316,000 Subprime Loans From California 2006 About to Receive Payment Shocks
January 30, 2008
California subprime home purchase and refinance lending levels rose in 2006. The majority of 316,769 California borrowers that received subprime loans in 2006 are likely to have their interest rates reset in 2008 and face significant payment shock. Additionally, one-third of California home purchase borrowers used a second, piggyback loan on top of their primary mortgage to finance their loans.
These borrowers took out loans on as much as 100 percent of the value of the home in 2006, and in a declining housing market these borrowers could owe more than their homes are worth.
“The high level of piggyback and subprime mortgage lending in California in 2006 could unravel in 2008 as the subprime loans reset to higher rates at the same time California’s housing market implodes, potentially putting more than a quarter million homeowners at risk of losing their homes to foreclosure,” said Allen Fishbein, Director of Housing and Credit Policy at the Consumer Federation of America (CFA).

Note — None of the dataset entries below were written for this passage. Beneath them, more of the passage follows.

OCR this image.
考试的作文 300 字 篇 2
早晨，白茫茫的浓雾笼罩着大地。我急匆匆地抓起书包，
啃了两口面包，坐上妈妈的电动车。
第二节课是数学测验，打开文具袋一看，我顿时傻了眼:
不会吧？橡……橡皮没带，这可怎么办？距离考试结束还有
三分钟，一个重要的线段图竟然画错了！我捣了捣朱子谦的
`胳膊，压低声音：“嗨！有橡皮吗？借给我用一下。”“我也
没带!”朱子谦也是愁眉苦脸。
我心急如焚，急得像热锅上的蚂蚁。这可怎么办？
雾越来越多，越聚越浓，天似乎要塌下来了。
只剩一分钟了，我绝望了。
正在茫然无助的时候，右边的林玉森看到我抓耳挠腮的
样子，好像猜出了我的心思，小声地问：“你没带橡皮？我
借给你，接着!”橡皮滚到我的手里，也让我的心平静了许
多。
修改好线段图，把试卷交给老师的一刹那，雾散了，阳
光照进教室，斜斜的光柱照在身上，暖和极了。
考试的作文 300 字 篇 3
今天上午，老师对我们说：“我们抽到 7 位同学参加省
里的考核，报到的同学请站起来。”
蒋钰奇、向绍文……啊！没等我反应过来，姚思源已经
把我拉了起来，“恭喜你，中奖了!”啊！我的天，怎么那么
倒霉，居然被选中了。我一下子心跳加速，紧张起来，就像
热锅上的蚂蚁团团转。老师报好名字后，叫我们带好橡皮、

The study examined all of the 1.2 million conventional, owner-occupied home purchase and refinance mortgage originations in all of California’s metropolitan areas in 2006. The loan level data was obtained from the Home Mortgage Disclosure Act’s Loan Application Register provided by the Federal Reserve Board. The study provides a comprehensive analysis of lending patterns for home purchase and refinance lending in California’s metropolitan areas, including the prevalence of subprime and piggyback lending among Latino, African American and Asian borrowers.
“The CFA findings indicate that thousands of distressed California homeowners will need additional tools to save their homes. Very few of these homeowners will be able to sell or refinance their homes. Voluntary industry loan modifications have been insufficient to address the magnitude of this crisis. Congress needs to step-in and do it quickly,” said Allen Fishbein.
The study recommends two key actions for Congress to take:
• Amend the bankruptcy code to permit judicial modification of mortgages to enable
families to continue paying on their loans and keep their home;
• Establish new consumer protections to restore responsible lending in order to
prevent the crisis from happening again.